Posted at 5:09 PM, Dec 20, 2019
and last updated 2019-12-20 21:26:08-05

LANSING, Mich. — A lot of high school students and their families are in the college application process and that is putting them in the cross-hairs of a new scam that is looking to take advantage of parents' desire to see their kid get into a good school.

Police are specifically telling families to be careful with offers for admissions exam study packets. They say families are getting calls offering to sell study packets for exams and are warning parents that these call are not legitimate.

"It is very new so it's hard to tell how big it's going to be, or if we're going to receive many calls or not," Deputy Chief Steve Gonzales, of the East Lansing Police, said.

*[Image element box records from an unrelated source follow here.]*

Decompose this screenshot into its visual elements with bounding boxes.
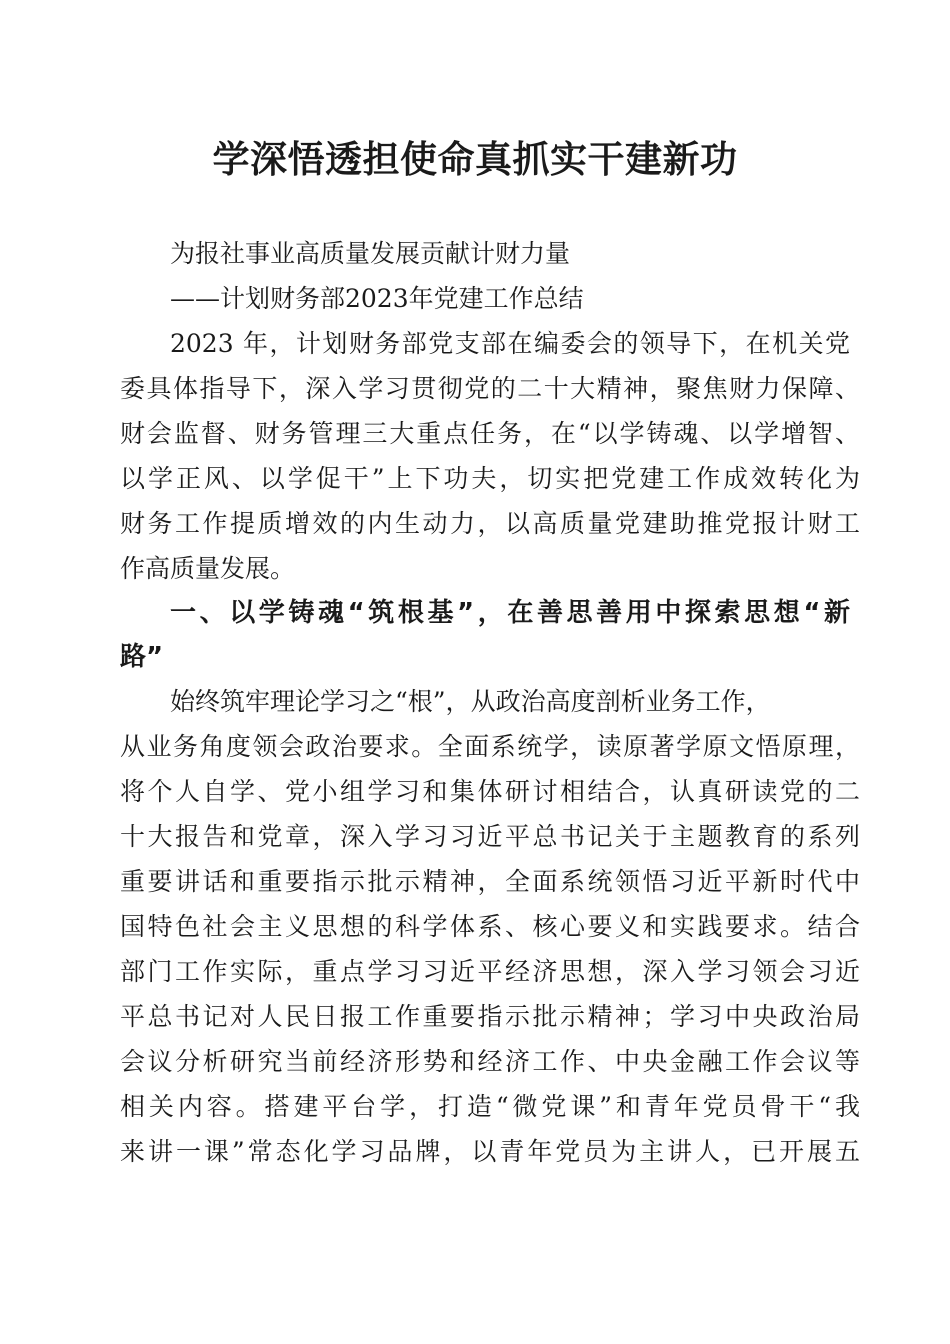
intro-line: 财会监督、财务管理三大重点任务，在“以学铸魂、以学增智、 (120, 419, 860, 448)
section-heading: 路” (120, 642, 164, 672)
intro-line: 以学正风、以学促干”上下功夫，切实把党建工作成效转化为 (120, 464, 860, 493)
document-subtitle: 为报社事业高质量发展贡献计财力量 (170, 239, 571, 268)
intro-line: 2023 年，计划财务部党支部在编委会的领导下，在机关党 (170, 329, 850, 358)
body-line: 将个人自学、党小组学习和集体研讨相结合，认真研读党的二 (120, 777, 860, 806)
body-line: 重要讲话和重要指示批示精神，全面系统领悟习近平新时代中 (120, 867, 860, 896)
body-line: 十大报告和党章，深入学习习近平总书记关于主题教育的系列 (120, 822, 860, 851)
intro-line: 财务工作提质增效的内生动力，以高质量党建助推党报计财工 (120, 509, 860, 538)
body-line: 从业务角度领会政治要求。全面系统学，读原著学原文悟原理， (120, 732, 860, 761)
document-title: 学深悟透担使命真抓实干建新功 (212, 138, 738, 181)
intro-line: 作高质量发展。 (120, 554, 296, 583)
section-heading: 一、以学铸魂“筑根基”，在善思善用中探索思想“新 (170, 598, 850, 628)
body-line: 相关内容。搭建平台学，打造“微党课”和青年党员骨干“我 (120, 1092, 860, 1121)
intro-line: 委具体指导下，深入学习贯彻党的二十大精神，聚焦财力保障、 (120, 374, 860, 403)
body-line: 会议分析研究当前经济形势和经济工作、中央金融工作会议等 (120, 1047, 860, 1076)
body-line: 始终筑牢理论学习之“根”，从政治高度剖析业务工作， (170, 687, 771, 716)
body-line: 部门工作实际，重点学习习近平经济思想，深入学习领会习近 (120, 957, 860, 986)
document-byline: ——计划财务部2023年党建工作总结 (170, 284, 584, 313)
body-line: 来讲一课”常态化学习品牌，以青年党员为主讲人，已开展五 (120, 1137, 860, 1166)
body-line: 平总书记对人民日报工作重要指示批示精神；学习中央政治局 (120, 1002, 860, 1031)
body-line: 国特色社会主义思想的科学体系、核心要义和实践要求。结合 (120, 912, 860, 941)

East Lansing Police say the scam urges parents to give out personal information in order for their students to receive college entrance exam study packets. They say it's a hoax in order to get credit card information.

"The caller is very persuasive. They do have some personal information that could probably be gained from an open-source information through the internet," Gonzales said.

That information includes things like the student's current high school and what colleges they've applied to.

"The key, though, is that at the end of the call, the caller will ask for both personal information in the form of an email address, or home address and then ask for credit card information, so that should be the main clue," Gonzales said.

Police are warning that no reputable business would ask for personal information like card numbers, or social security numbers over the phone and are urging people to be mindful of where you share your information online.

"It's probably good to take a look at your card history, and take a look into any personal information that is out there like credit cards, social security numbers haven't been compromised," Gonzales said.

Police say if you're looking to get your child help with the admissions process, you should find and research companies on your own, rather than work with someone who cold-calls you.

Officers said scams like these typically don't last long before the criminals move on to something else. They're working to find out where the calls are coming from.